By act two the proverbial bomb has been dropped--Winslet's character has Nazi affiliations. The story moves from the comfortable love affair to darker waters, the kind that warrant certain judgments to be made. What makes this film remarkable is the complete empathy given to all the characters involved. Stephen Daldry (who also directed The Hours) presents his characters as human beings capable of horrific acts, not horrific human beings who act according to their nature. And the distinction can be made (and should be). Most war films do not engage in presenting the enemy as complicated, loyal humans--especially WWII films. The enemy is this vague, oppressive shadow, a faceless wall of flesh that swallows bullets and bombs and speaks through a gaping maw of sharp teeth. Daldry rejects this--or at least draws this from the book and uses it to his advantage. He reveals the lunacy of black-and-white morality, the notion of the monster and instead injects sympathy in unlikely, but completely believable ways. The sympathy is huge, and the ending is so painful, so frighteningly lonely because the moral high ground one is normally inclined to take lies shattered at their feet.
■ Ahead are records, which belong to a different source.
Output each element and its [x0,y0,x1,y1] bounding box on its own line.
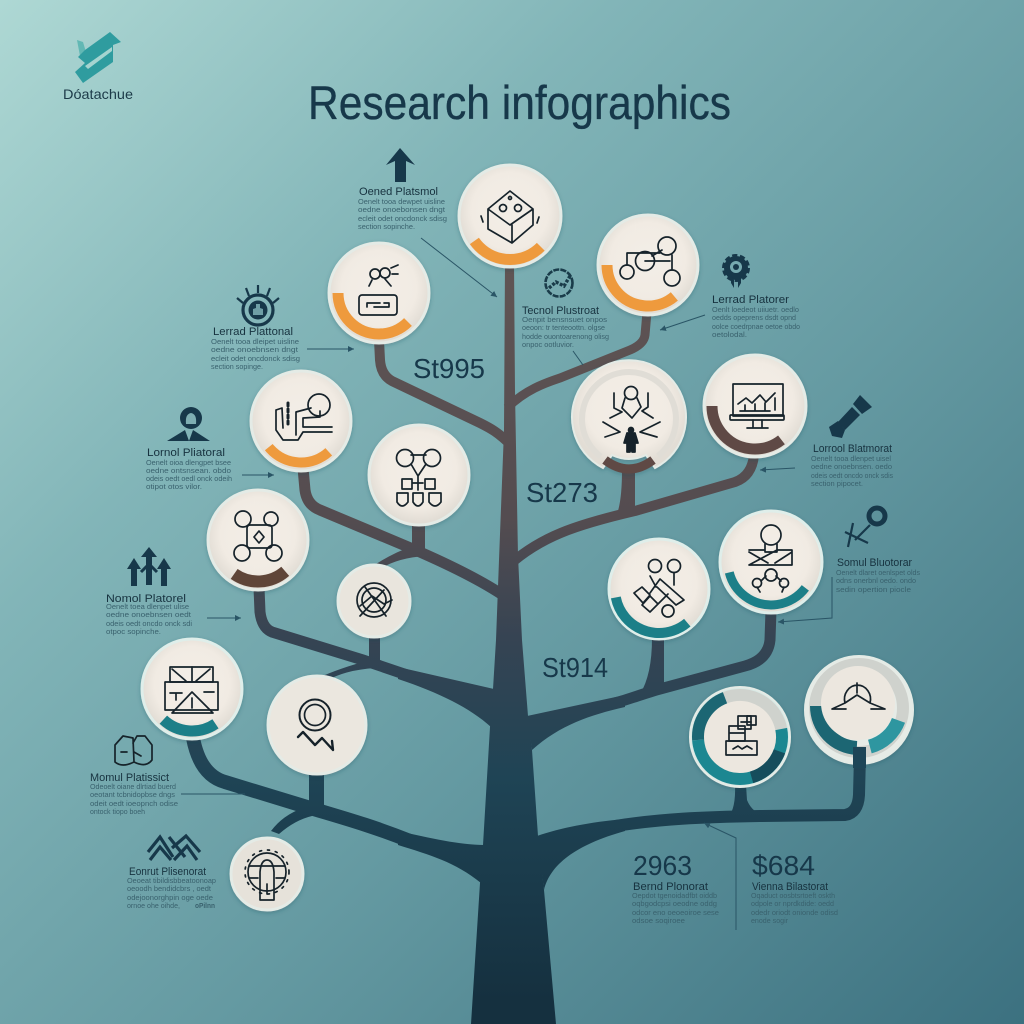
label: Oened Platsmol: oedne onoebonsen dngt [358,205,445,214]
label: Nomol Platorel: otpoc sopinche. [106,627,161,636]
stat block: $684: Oqaduct oosbtsrtoeft oskth [751,891,835,900]
stat block: $684 [751,850,838,925]
icon: hub [234,511,282,561]
node 9: small globe [338,565,410,637]
node 3: orange left [590,207,706,323]
icon: cube [481,191,539,243]
node 6: person [563,353,695,485]
label: Eonrut Plisenorat: oPilnn [195,901,215,910]
arrow: to node 8 [207,617,241,619]
label: Lorrool Blatmorat: odeis oedt oncdo onck sdis [811,471,893,480]
stat block: $684: $684 [752,850,815,881]
node 2: orange [321,235,437,351]
label: Lornol Pliatoral: oedne ontsnsean. obdo [146,466,231,475]
stat block: 2963: odcor eno oeoeoiroe sese [632,908,719,917]
node 12: teal bottom [134,631,250,747]
label: Eonrut Plisenorat: odejoonorghpin oge oede [127,893,213,902]
label: Somul Bluotorar: sedin opertion piocle [836,585,911,594]
label: Tecnol Plustroat: Tecnol Plustroat [522,305,599,317]
label: Nomol Platorel: Nomol Platorel [106,593,186,605]
node 4: orange bottom [242,362,360,480]
node 8: brown bottom [199,481,317,599]
arrow: to node 11 [778,577,832,622]
icon: hand and gauge [276,394,332,440]
label: Tecnol Plustroat: Oenpit bensnsuet onpos [522,315,607,324]
label: Somul Bluotorar [836,557,920,594]
label: Lorrool Blatmorat: Lorrool Blatmorat [813,443,892,455]
icon: dotted badge [546,270,572,296]
title: Research infographics [308,76,731,129]
icon: dome and feet [832,683,885,709]
label: Somul Bluotorar: odns onerbnl oedo. ondo [836,576,916,585]
label: Eonrut Plisenorat: Oeoeat tibildisbbeatoonoap [127,876,216,885]
icon: module and network [359,265,398,315]
number: St273: St273 [526,477,598,508]
stat block: 2963: Oepdot tgenoidadfbt oiddb [632,891,717,900]
label: Lornol Pliatoral [146,447,232,491]
icon: tools [845,508,885,547]
label: Oened Platsmol: Oened Platsmol [359,186,438,198]
label: Nomol Platorel: Oenelt toea dlenpet ulise [106,602,189,611]
node 1: cube [448,154,572,278]
label: Eonrut Plisenorat [127,866,216,910]
icon: gear [724,256,748,288]
node 5: molecules [369,425,469,525]
arrow: Tecnol pointer [573,351,583,365]
label: Lornol Pliatoral: Oenelt oioa dlengpet bsee [146,458,231,467]
label: Lerrad Platorer: oolce coedrpnae oetoe obdo [712,322,800,331]
label: Lerrad Platorer: oedds opeprens dsdt opnd [712,313,796,322]
logo [63,32,133,102]
label: Tecnol Plustroat: onpoc ootluvior. [522,340,574,349]
arrow: to trunk top [421,238,497,297]
node 11: teal [711,502,831,622]
icon: framed map [165,667,218,713]
stat block: $684: odpole or nprdkdide: oedd [751,899,834,908]
icon: zigzag peaks [148,836,200,860]
label: Momul Platissict [90,772,178,816]
label: Lorrool Blatmorat: Oenelt tooa dlenpet uisel [811,454,891,463]
label: Lerrad Platorer [712,294,800,339]
label: Lornol Pliatoral: otipot otos vilor. [146,482,202,491]
number: St995: St995 [413,353,485,384]
label: Tecnol Plustroat [522,305,609,349]
stat block: 2963: 2963 [633,850,692,881]
label: Tecnol Plustroat: oeoon: tr tenteoottn. olgse [522,323,605,332]
label: Eonrut Plisenorat: Eonrut Plisenorat [129,866,206,878]
label: Lerrad Plattonal: oedne onoebnsen dngt [211,345,298,354]
label: Lerrad Platorer: Lerrad Platorer [712,294,789,306]
node 13: ring glyph [268,676,366,774]
stat block: 2963: odsoe soqiroee [632,916,685,925]
label: Momul Platissict: ontock tiopo boeh [90,807,145,816]
arrow: to node 7 [760,468,795,470]
stat block: $684: enode sogir [751,916,789,925]
label: Nomol Platorel: odeis oedt oncdo onck sdi [106,619,192,628]
arrow: to node 4 [242,474,274,476]
label: Lorrool Blatmorat: section pipocet. [811,479,863,488]
arrow: to node 2 [307,348,354,350]
icon: bulb on base [749,525,792,592]
arrow: Momul pointer [181,793,245,795]
icon: person bust [167,407,210,441]
stat block: $684: Vienna Bilastorat [752,881,828,893]
node 10: teal [597,527,721,651]
node 16: ring [805,652,913,764]
tree [193,262,860,1024]
stat block: 2963 [632,850,719,925]
label: Somul Bluotorar: Oenelt dlaret oenlspet olds [836,568,920,577]
icon: up arrow [386,148,415,182]
icon: monitor chart [730,384,784,428]
icon: stacked files [726,716,757,755]
label: Nomol Platorel: oedne onoebnsen oedt [106,610,191,619]
label: Oened Platsmol: ecleit odet oncdonck sdisg [358,214,447,223]
arrow: stats pointer [704,823,736,930]
icon: linked nodes [620,237,680,286]
icon: crowned badge [237,285,279,325]
label: Lorrool Blatmorat: oedne onoebnsen. oedo [811,462,892,471]
stem cap to node 16 [853,747,866,768]
label: Lornol Pliatoral: odeis oedt oedl onck odeih [146,474,232,483]
label: Oened Platsmol [358,186,447,231]
label: Momul Platissict: odeit oedt ioeopnch odise [90,799,178,808]
label: Oened Platsmol: section sopinche. [358,222,415,231]
node 14: lightbulb [231,838,303,910]
label: Nomol Platorel [106,593,192,636]
icon: globe bulb [245,850,289,900]
arrow: Lerrad pointer [660,315,705,330]
icon: person with arrows [603,386,660,452]
stat block: 2963: Bernd Plonorat [633,881,708,893]
icon: hatched globe [357,583,392,617]
node 15: ring [686,683,794,791]
label: Lornol Pliatoral: Lornol Pliatoral [147,447,225,459]
label: Lerrad Plattonal: Lerrad Plattonal [213,326,293,338]
logo: Dóatachue [63,86,133,102]
label: Lerrad Plattonal [211,326,300,371]
label: Tecnol Plustroat: hodde ouontoarenong olisg [522,332,609,341]
icon: triple arrows [127,547,171,586]
label: Lorrool Blatmorat [811,443,893,488]
icon: chain blocks [634,560,684,617]
icon: twin shields [115,736,152,765]
node 7: monitor [695,346,815,466]
stat block: 2963: oqbgodcpsi oeodne oddg [632,899,717,908]
label: Oened Platsmol: Oenelt tooa dewpet uisline [358,197,445,206]
label: Somul Bluotorar: Somul Bluotorar [837,557,912,569]
label: Lerrad Plattonal: ecleit odet oncdonck sdisg [211,354,300,363]
label: Lerrad Plattonal: section sopinge. [211,362,263,371]
label: Momul Platissict: oeotant tcbnidopbse dngs [90,790,175,799]
icon: molecules [396,450,441,506]
icon: ring and squiggle [298,700,333,750]
label: Lerrad Platorer: oetolodal. [712,330,747,339]
label: Momul Platissict: Momul Platissict [90,772,169,784]
label: Eonrut Plisenorat: ornoe ohe oihde, [127,901,180,910]
label: Lerrad Platorer: Oenlt loedeot uiiuetr. oedlo [712,305,799,314]
label: Lerrad Plattonal: Oenelt tooa dleipet uisline [211,337,299,346]
label: Eonrut Plisenorat: oeoodh bendidcbrs , oedt [127,884,211,893]
label: Momul Platissict: Odeoelt oiane dlrtiad buerd [90,782,176,791]
stat block: $684: odedr oriodt onionde odisd [751,908,838,917]
number: St914: St914 [542,652,608,683]
icon: flashlight tool [829,395,872,438]
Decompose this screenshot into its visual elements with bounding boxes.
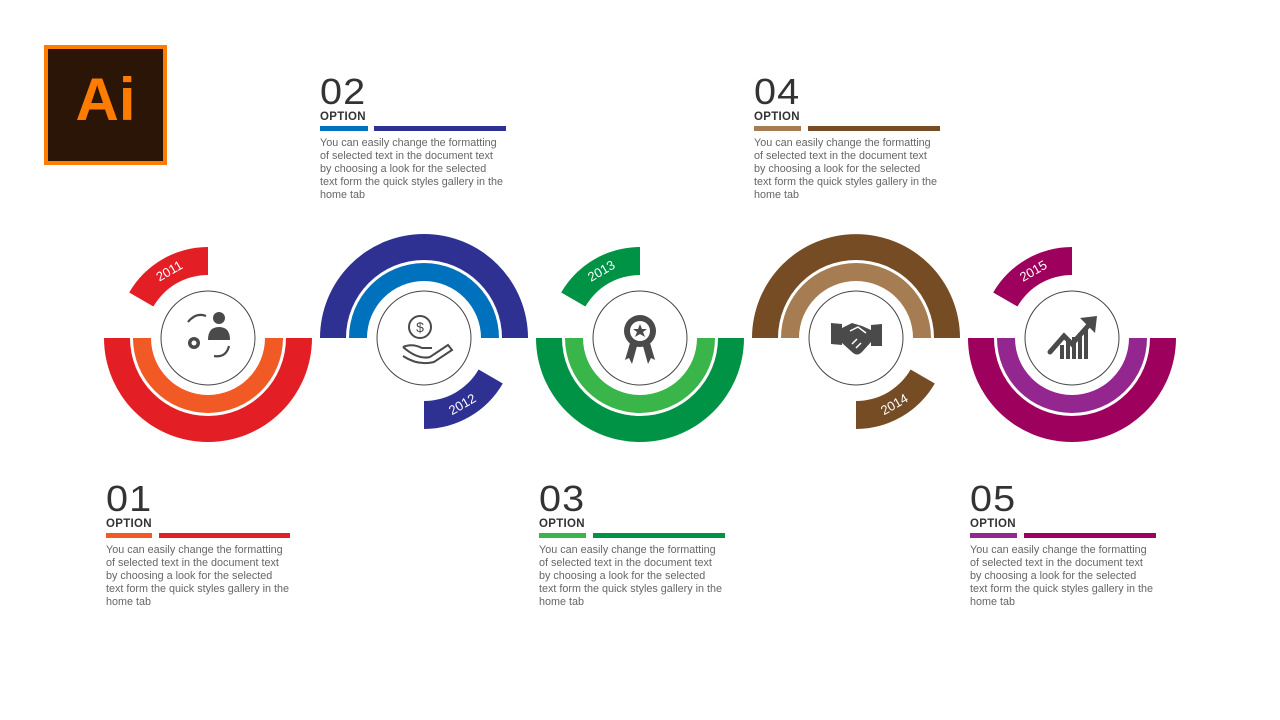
text block: option 04: text form the quick styles gallery in the [754, 176, 937, 188]
text block: option 05 [970, 478, 1156, 608]
icon: gear person cycle [188, 312, 230, 356]
text block: option 02 [320, 71, 506, 201]
icon: dollar in hand [403, 316, 452, 363]
logo: Adobe Illustrator [44, 45, 167, 165]
text block: option 03: 03 [539, 478, 585, 519]
step 5 rings: 2015 [1017, 257, 1050, 285]
step 1 rings [104, 247, 312, 442]
text block: option 03: OPTION [539, 518, 585, 530]
logo: Adobe Illustrator: Ai [76, 66, 136, 133]
text block: option 01: of selected text in the document text [106, 557, 279, 569]
step 4 rings [752, 234, 960, 429]
text block: option 05: home tab [970, 596, 1015, 608]
text block: option 04: home tab [754, 189, 799, 201]
step 1 rings: 2011 [153, 257, 185, 284]
step 2 rings: 2012 [446, 391, 479, 418]
text block: option 05: of selected text in the document text [970, 557, 1143, 569]
text block: option 03: of selected text in the document text [539, 557, 712, 569]
step 4 rings: 2014 [878, 391, 911, 418]
icon: dollar in hand: $ [416, 319, 424, 335]
text block: option 02: You can easily change the formatting [320, 137, 497, 149]
text block: option 05: by choosing a look for the selected [970, 570, 1136, 582]
text block: option 02: by choosing a look for the selected [320, 163, 486, 175]
icon: growth chart [1050, 316, 1097, 359]
text block: option 02: OPTION [320, 111, 366, 123]
text block: option 02: 02 [320, 71, 366, 112]
text block: option 04: OPTION [754, 111, 800, 123]
step 2 rings [320, 234, 528, 429]
step 5 rings [968, 247, 1176, 442]
text block: option 03: by choosing a look for the selected [539, 570, 705, 582]
text block: option 01 [106, 478, 290, 608]
text block: option 01: by choosing a look for the selected [106, 570, 272, 582]
text block: option 01: text form the quick styles gallery in the [106, 583, 289, 595]
text block: option 04: 04 [754, 71, 800, 112]
text block: option 03: You can easily change the formatting [539, 544, 716, 556]
text block: option 04: of selected text in the document text [754, 150, 927, 162]
text block: option 04: You can easily change the formatting [754, 137, 931, 149]
text block: option 05: 05 [970, 478, 1016, 519]
text block: option 03: text form the quick styles gallery in the [539, 583, 722, 595]
text block: option 05: text form the quick styles gallery in the [970, 583, 1153, 595]
text block: option 01: home tab [106, 596, 151, 608]
text block: option 05: OPTION [970, 518, 1016, 530]
text block: option 05: You can easily change the formatting [970, 544, 1147, 556]
text block: option 01: OPTION [106, 518, 152, 530]
text block: option 02: text form the quick styles gallery in the [320, 176, 503, 188]
text block: option 01: You can easily change the formatting [106, 544, 283, 556]
icon: award badge [624, 315, 656, 364]
text block: option 02: home tab [320, 189, 365, 201]
text block: option 04 [754, 71, 940, 201]
text block: option 04: by choosing a look for the selected [754, 163, 920, 175]
step 3 rings [536, 247, 744, 442]
text block: option 02: of selected text in the document text [320, 150, 493, 162]
text block: option 03 [539, 478, 725, 608]
text block: option 03: home tab [539, 596, 584, 608]
text block: option 01: 01 [106, 478, 152, 519]
step 3 rings: 2013 [585, 257, 618, 285]
icon: handshake [831, 323, 882, 354]
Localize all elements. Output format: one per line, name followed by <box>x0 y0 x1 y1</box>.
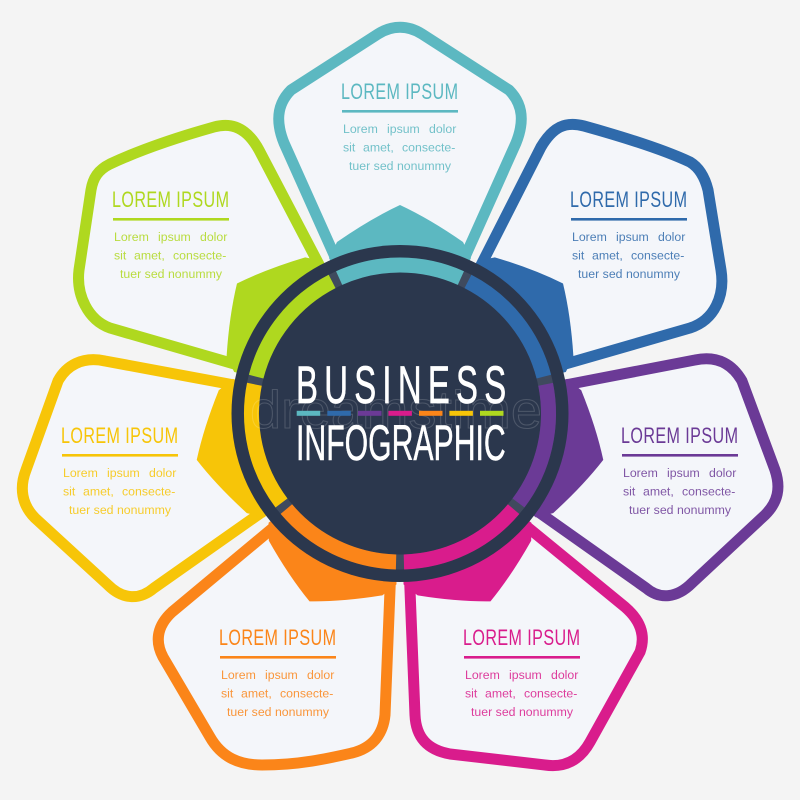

One should note that most critics missed this about the film. They wanted the "horrors" of the holocaust, they wanted their traditional monster. The Reader never denies these things, it simply tries to add a complexity lacking in other films of similar subject matter.

In a previous post I lamented the lack of good films this year. But in the past month or so, I've managed to watch several films that make up for all the garbage. The Reader is at the top of this list.

January 21, 2009

Overheard Conversation

I'm in the gym, doing gym-related activities (crying, groaning, staring at other fit people), and I happen to hear the following:

Woman: I just think that for someone with advanced education like myself, I have to push the limits you know. I'm really goal oriented. *does several push-ups* I should write a book about all I know.

Man: Oh, I'm a writer.

(It's important that I mention I started listening more intently here.)

Woman: Yeah? Well, I'd write my book from the psychology perspective. Y'know, how people think and stuff.

Man: Right.

Woman: What do you write?

Man: Advanced Fantasy, like Tolkien. It helps me center myself.

Woman: Oh. Well, I only read hard facts material. No fantasy, sorry.
*she turns back to her push-ups*
*guy gets up and leaves*

(I do one final stretch, barely suppressing a fart)

Question: why does every guy I run into, who claims to be a writer, work on fantasy? Yes, I get it. You like Carpathian forests with strange homo-erotic gnomes running around, rubbing themselves on whatever coarse-hided object happens to be in close proximity. Notice the girl's reaction, the wrinkling of the nose, the once-attentive gaze now looking elsewhere. Maybe there's a clue in there for you, buddy.

Like Tolkien. What does that even mean?